Der Zinsschritt der SNB kam definitiv früher als erwartet.

07.07.2022 7 Min.
  • Serge Nussbaumer, Chefredaktor

Herr Peter, die Angst vor einem wirtschaftlichen Abschwung nimmt zu. Wie ist Ihr Ausblick für die Weltwirtschaft?
Die neusten Indikatoren deuten auf eine klare Verlangsamung des Wirtschaftswachstums hin. In Deutschland sind es vor allem steigende Energiepreise und eine drohende Gasknappheit, welche den Unternehmen Sorge bereiten. Dies spiegelt sich beispielsweise im Ifo-Geschäftsklimaindex wider, welcher im Vergleich zum Vormonat zurückfiel. Auch die Einkaufmanagerindizes sind in vielen Regionen rückläufig. Mit Werten über 50 Punkten verharren diese aber vorerst in der Wachstumszone. Dies hat uns veranlasst, unsere Wachstumsprognosen anzupassen. Neu rechnen wir mit einem Weltwirtschaftswachstum von 3.2% für das laufende Jahr.

Die SNB hat Mitte Juni überraschend die Leitzinsen um 50 Basispunkte angehoben. Inwieweit hat das Ihren Ausblick verändert?
Der Zinsschritt der SNB kam definitiv früher als erwartet. Da Zinserhöhungen aber bereits in der Zinskurve eingepreist waren, hat sich die Ausgangslage für uns nicht gross geändert. Schon seit einiger Zeit sehen wir wieder selektiv attraktive Anlagemöglichkeiten bei Obligationenanlagen. Der Schritt entlastet aber viele unserer Kunden in Bezug auf ihre Liquiditätsbestände. Die meisten Banken haben ihre Zinssätze auf Bankguthaben entsprechend angepasst oder sehen neu sogar gänzlich von Negativzinssätzen ab.
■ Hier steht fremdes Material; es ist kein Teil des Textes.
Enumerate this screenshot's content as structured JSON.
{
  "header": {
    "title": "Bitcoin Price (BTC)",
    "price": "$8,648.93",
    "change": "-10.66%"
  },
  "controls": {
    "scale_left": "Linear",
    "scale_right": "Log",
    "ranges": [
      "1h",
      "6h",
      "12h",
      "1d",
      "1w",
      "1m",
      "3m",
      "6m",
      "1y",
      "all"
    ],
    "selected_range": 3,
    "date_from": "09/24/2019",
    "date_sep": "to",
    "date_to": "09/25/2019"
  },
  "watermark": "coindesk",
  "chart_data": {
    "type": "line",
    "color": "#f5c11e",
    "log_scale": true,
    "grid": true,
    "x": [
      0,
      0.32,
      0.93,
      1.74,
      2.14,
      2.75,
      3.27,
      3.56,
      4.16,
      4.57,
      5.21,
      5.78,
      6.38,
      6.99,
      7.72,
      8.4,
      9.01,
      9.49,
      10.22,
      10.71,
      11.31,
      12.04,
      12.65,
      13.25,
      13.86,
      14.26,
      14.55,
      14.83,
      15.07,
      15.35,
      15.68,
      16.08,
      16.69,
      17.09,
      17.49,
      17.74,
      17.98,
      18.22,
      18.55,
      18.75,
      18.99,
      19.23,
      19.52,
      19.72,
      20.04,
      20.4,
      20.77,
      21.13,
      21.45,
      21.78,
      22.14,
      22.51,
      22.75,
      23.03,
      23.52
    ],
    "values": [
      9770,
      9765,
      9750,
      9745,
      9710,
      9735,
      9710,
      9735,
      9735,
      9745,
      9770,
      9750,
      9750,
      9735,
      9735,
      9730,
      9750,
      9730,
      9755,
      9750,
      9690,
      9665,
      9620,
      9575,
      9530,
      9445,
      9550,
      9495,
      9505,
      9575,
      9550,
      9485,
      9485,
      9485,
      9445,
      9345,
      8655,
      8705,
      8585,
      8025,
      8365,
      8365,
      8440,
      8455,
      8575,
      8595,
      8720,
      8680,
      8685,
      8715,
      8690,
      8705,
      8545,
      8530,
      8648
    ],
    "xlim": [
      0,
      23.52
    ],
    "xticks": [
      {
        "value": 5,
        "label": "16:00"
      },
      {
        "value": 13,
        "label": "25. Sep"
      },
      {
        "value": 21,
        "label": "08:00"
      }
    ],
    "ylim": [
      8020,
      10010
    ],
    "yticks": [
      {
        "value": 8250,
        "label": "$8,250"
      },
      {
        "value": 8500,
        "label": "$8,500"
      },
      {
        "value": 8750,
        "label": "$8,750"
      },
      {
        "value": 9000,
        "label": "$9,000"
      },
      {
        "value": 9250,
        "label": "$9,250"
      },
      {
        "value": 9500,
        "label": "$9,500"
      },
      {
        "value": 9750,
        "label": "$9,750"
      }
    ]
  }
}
Welches Szenarium: Inflation, Stagflation oder Deflation erachten Sie in den kommenden zwei bis drei Jahres als das wahrscheinlichste?
Wir gehen davon aus, dass Inflation auch über die nächsten Jahre ein Thema bleiben wird und rechnen auch mittelfristig mit Inflationsraten über der 2%-Zielmarke der Zentralbanken. Nebst dem Anstieg der Energiepreise sehen wir aber verschiedene andere Faktoren, welche auf eine strukturelle Inflation hinweisen. Aufgrund der angespannten Situation am US-Arbeitsmarkt sind beispielsweise die Löhne im Mai um über 5% gestiegen. Kurzfristig könnte die Inflation also sogar noch etwas steigen. Voraussichtlich ab dem 4.  Quartal sollte der Druck jedoch nachlassen, unter anderem aufgrund des Basiseffektes. Was das Wachstum betrifft, halten wir eine technische Rezession, sprich zwei Folgequartale mit negativem Wirtschaftswachstum, für wahrscheinlich. Da die Auftragsbücher vieler Unternehmen gut gefüllt sind und der Arbeitsmarkt sehr solide ist, erscheint die Gefahr einer klassischen Rezession mit Massenarbeitslosigkeit und ähnlichem eher gering. 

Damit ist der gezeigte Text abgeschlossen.